There are, of course, other factors that affect how well a country performs beyond headcount. In Soccernomics, Kuper and Szymanski show that home advantage, historical football culture, GDP per capita, and population all correlate with international success. Scotland’s GDP per capita is modest compared with Western Europe’s powerhouses, but its footballing infrastructure, fan engagement, and longevity in the sport all help it punch slightly above its weight.
If we rank nations by their UEFA coefficient per million people, the microstates dominate again. Liechtenstein, the Faroe Islands, and Gibraltar all rise to the top simply because it doesn’t take much to move the needle in a very small country. But even in that company, Scotland still manages to sneak into the top 20.
So maybe Scottish football gets an undeservedly hard time. After all, we Scots are known for being miserable — and tight with money, and fond of drink, and partial to anything that can be deep fried etc. etc. etc.
Of course Scottish football isn’t the marvel it once was, back in the late 1800s when the “Scottish Professors” started to spread their footballing philosophies across the globe. But given we’re a nation of fewer than six million people, with a shoestring league and two clubs hoarding most of the trophies and TV money, it’s probably not as bad as we think.
3. Better than England in fact.
The big question then: when you adjust for population, is Scotland’s performance (which we’ve seen is better than expected) much worse than its passion (which we’ve seen is excellent)?
The plot below shows exactly that, comparing top-flight attendance per 1,000 people on the x-axis against UEFA coefficient per 1,000 people on the y-axis.

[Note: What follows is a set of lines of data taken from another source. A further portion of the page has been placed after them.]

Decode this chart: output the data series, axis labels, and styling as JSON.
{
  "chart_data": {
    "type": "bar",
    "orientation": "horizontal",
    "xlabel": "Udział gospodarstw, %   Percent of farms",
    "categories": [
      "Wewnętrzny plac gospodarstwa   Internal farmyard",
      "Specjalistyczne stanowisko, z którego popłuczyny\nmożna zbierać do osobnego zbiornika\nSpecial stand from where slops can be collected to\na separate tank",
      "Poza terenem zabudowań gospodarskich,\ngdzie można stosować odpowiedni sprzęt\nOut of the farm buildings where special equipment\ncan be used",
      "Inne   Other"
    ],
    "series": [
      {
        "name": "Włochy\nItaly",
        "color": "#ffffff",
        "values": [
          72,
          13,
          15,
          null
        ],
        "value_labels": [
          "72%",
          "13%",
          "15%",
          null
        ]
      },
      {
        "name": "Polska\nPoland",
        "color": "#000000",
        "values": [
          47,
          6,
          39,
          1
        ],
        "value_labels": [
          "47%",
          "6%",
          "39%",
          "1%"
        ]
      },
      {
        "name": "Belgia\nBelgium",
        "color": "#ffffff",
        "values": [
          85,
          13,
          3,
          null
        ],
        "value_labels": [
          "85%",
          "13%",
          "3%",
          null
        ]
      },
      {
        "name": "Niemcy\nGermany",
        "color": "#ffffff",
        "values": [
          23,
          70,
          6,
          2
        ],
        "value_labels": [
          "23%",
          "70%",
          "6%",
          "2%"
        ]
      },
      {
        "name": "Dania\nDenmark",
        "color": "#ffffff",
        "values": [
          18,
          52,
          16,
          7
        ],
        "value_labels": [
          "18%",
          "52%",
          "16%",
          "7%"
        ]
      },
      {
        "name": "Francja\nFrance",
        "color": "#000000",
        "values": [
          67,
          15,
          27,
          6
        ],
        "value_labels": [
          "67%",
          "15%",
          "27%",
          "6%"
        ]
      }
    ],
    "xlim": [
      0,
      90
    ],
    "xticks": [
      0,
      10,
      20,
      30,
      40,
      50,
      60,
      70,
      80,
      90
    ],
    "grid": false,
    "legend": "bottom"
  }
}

Again, both axes are on logarithmic scales, which makes the spread between nations clearer.
The orange line again shows the power-law trend between the two. If footballing success scaled perfectly with fan engagement, every country would sit neatly along that line. The ones above it are nations whose performances exceed their level of domestic support; the ones below it are the opposite.
This relationship is noticeably weaker than the one we saw earlier between population and UEFA coefficient (lower R² here of 0.42 vs. the earlier 0.59). In other words, a country’s size is still a better predictor of footballing success than how many people show up to watch it. But if I’m being honest, it’s more of a relationship than I was expecting.

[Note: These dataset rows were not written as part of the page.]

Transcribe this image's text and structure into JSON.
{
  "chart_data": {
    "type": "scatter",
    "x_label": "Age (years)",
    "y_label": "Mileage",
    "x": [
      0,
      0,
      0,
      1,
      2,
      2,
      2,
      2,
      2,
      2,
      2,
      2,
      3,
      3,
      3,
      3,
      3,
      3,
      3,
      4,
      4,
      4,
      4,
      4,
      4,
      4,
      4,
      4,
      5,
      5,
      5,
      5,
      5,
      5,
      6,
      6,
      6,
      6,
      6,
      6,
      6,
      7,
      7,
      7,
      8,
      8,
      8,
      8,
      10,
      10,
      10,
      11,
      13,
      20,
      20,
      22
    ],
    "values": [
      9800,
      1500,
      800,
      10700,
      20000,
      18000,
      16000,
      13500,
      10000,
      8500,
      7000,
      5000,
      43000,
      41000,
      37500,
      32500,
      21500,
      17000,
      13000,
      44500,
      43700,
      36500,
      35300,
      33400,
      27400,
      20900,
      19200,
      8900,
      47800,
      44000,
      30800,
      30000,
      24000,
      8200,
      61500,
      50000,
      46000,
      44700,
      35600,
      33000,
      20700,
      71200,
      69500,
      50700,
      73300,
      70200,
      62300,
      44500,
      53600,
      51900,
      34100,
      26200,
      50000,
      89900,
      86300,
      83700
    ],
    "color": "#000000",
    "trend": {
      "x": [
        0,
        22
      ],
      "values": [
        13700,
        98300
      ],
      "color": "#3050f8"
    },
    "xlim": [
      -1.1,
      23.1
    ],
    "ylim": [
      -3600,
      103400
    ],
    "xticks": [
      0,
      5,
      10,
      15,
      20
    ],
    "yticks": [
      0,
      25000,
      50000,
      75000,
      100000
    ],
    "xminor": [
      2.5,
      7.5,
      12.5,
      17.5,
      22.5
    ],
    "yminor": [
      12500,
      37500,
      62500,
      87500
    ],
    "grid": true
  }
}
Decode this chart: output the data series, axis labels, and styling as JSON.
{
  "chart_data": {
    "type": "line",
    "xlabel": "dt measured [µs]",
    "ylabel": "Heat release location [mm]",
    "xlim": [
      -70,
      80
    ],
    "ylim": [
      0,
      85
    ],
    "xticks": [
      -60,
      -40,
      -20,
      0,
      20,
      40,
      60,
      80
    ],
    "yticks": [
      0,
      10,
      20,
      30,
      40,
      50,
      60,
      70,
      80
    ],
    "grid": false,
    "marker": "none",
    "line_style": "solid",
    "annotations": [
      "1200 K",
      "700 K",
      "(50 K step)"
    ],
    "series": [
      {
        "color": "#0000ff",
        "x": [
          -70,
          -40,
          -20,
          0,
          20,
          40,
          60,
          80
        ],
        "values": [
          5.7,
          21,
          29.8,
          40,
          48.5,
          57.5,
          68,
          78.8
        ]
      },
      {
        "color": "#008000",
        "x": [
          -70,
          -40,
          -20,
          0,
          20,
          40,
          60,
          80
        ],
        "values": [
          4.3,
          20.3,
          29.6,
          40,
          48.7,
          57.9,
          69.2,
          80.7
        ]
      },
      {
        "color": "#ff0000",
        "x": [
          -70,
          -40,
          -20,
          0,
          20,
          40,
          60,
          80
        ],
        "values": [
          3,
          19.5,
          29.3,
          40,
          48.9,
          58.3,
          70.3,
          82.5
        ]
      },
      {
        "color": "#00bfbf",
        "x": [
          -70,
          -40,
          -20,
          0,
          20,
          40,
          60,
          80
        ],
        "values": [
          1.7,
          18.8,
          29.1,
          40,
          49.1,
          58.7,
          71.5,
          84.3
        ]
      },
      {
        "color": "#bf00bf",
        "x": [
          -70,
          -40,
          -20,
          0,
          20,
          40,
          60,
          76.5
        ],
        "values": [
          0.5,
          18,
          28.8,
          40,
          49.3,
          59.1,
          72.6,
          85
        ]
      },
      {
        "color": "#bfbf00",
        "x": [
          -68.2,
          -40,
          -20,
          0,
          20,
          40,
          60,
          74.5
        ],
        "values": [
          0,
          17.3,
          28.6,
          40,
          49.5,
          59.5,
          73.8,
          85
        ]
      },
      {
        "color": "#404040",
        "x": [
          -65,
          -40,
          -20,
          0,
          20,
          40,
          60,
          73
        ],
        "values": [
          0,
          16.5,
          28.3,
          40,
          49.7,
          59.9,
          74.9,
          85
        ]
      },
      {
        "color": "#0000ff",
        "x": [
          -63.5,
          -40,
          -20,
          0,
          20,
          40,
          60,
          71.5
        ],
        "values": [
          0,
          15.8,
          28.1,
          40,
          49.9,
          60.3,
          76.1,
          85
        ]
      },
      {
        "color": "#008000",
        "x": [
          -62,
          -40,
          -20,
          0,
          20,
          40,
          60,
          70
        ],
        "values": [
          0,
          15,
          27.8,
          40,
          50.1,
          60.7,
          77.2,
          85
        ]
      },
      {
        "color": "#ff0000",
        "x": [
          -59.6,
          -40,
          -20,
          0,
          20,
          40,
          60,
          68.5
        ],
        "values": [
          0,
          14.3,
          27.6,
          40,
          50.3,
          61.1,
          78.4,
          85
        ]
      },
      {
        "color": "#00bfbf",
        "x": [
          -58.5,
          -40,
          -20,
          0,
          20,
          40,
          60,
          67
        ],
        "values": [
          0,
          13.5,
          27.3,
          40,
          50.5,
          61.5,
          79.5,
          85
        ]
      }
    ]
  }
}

Scotland sits just below the trend line. In other words, the passion slightly outweighs the performance, which I suppose was to be expected. But we’re not far off the line, and crucially, not as far off it as England. Scotland might not be great, but we’re still better than England, at least once you divide everything by population.
The Faroe Islands, of course, sit in a league of their own again. With a lower population than Paisley, their combination of attendances and minimal European presence is enough to send them to the top of the chart. But among the rest of us, Scotland’s balance between passion and performance looks healthier than many of Europe’s supposed heavyweights.

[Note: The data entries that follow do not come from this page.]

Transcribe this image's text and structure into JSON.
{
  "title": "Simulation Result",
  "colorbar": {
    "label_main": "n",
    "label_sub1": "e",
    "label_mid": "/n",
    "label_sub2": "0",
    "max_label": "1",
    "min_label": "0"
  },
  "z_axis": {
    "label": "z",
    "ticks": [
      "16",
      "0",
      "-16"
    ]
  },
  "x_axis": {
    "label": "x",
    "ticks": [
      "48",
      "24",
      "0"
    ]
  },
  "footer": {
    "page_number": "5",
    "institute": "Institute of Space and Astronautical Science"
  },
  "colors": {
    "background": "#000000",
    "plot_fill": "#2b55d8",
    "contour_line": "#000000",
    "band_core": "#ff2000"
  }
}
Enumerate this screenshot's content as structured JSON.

Of course, the huge disclaimer here is that I’ve only looked at top flight attendance and haven’t considered the lower divisions, for which England, and others, would surely move closer to that line given the much healthier attendances in the lower tiers than Scotland. But that would be no fun.
All in all: yes, Greece will probably win 3–0 on Thursday. But when you look at the numbers, Scotland isn’t doing all that badly. In fact, by the most important metric of all, performance per pint of hope, we’re still comfortably ahead of England. And the Faroe Islands are the new European champions.